Je pris un air de martyr et reprenant les mots qu’avait prononcés une fois Lénissu, je fis :
— Dans les Souterrains. Plongée au fond de la mort. —Et tandis qu’ils m’observaient, la mine incrédule, je souris et j’ajoutai sur un ton léger— : Mais cela n’a pas été si terrible que ça. D’abord, il y a eu le troll, après nous sommes arrivés à Dumblor et, alors, on nous a envoyés dans un palais, Aryès et moi, pour qu’ensuite nous menions une fillette légendaire dans un château très lointain, comme dans les histoires de Shakel Borris. —Je fis une moue—. Jusque là, tout s’est bien passé. Mais peu après avoir commencé le voyage, des milfides nous ont attaqués et alors Lénissu est apparu. Il a enlevé la fillette. Puis celle-ci a mangé une baie empoisonnée et un ami l’a emmenée pour la sauver. Et maintenant je viens d’arriver à la Superficie avec des Épées Noires et des amis de Lénissu —ajoutai-je, pour mettre un point final à mon récit.
Le semi-orc et la drayte restèrent un moment stupéfaits. Alors, ils s’esclaffèrent et ce fut mon tour de les dévisager, déconcertée.
— Je t’invite à prendre une infusion à la maison —dit Dol—. Et comme ça, tu me raconteras une version plus étendue, parce que je n’ai rien compris. Quoique tout cela ressemble à la trame d’une chanson épique.
Frundis, dans mon dos, poussa une exclamation impressionnée.
“Ce semi-orc a eu une idée de génie !”, reconnut-il, enthousiaste. “Je vais composer une chanson sur nos exploits. Je l’ai déjà fait pour un de mes porteurs, mais tu devras me promettre de ne la dévoiler à personne. Qu’en penses-tu ?”
“Tu vas devoir laisser de côté beaucoup d’éléments de notre voyage pour réussir à faire une chanson épique, je crains”, répliquai-je, amusée. “Si tu racontes tout tel que cela s’est déroulé, je passerai pour une Sauveuse ridicule.”
“Boh. Le ridicule fait partie de la poésie épique”, répliqua le bâton, sur un ton convaincu. Il fit une pause, songeur, puis il déclama d’une voix puissante de tambours : “Le démon et la Fleur du Nord. Que penses-tu du titre ?”
“Effectivement, c’est l’idéal pour que je ne dévoile la chanson à personne”, approuvai-je.
“Le voyage au château inaccessible”, proposa Syu.
“Ce titre en dit trop sur la fin”, répliqua Frundis, en clair désaccord. “Non, cela doit être quelque chose qui nous impressionne même nous. Un titre accrocheur. Que pensez-vous de Ballade souterraine ?”
J’arquai un sourcil.
“Ça, c’est accrocheur ?”
“Ballade de Shaedra et de la Fleur”, continua Frundis.
“Cela n’a pas l’air très épique”, répliquai-je, amusée.
“Ballade de la Fleur et de la banane !”, s’écria Syu, avec un éclat de rire de singe.
“Hum.

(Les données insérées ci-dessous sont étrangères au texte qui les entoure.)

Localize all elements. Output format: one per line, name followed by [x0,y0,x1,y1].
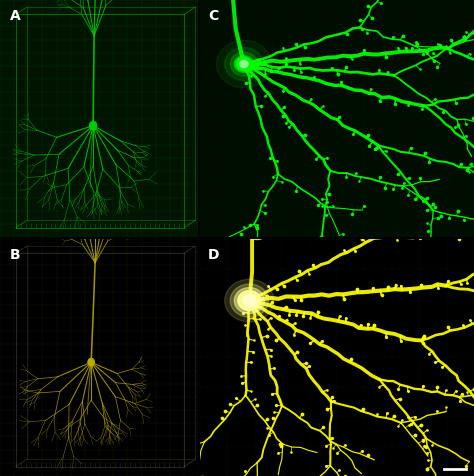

Quel rapport avec la banane ?”, demanda Frundis sur un son de guitare interrogatif.
“Shaedra dit que la banane va toujours avec la fleur”, argumenta Syu, sur un ton innocent.
Je m’esclaffai, et Dol et Déria échangèrent un regard étonné.
— C’est Frundis et Syu —expliquai-je, tandis que nous nous dirigions vers la maison de Dol—. Aujourd’hui, ils sont inspirés.
Et pendant que Frundis continuait à proposer des titres de plus en plus pompeux, nous franchîmes le seuil de la maison de Dol et nous entrâmes dans son sombre séjour.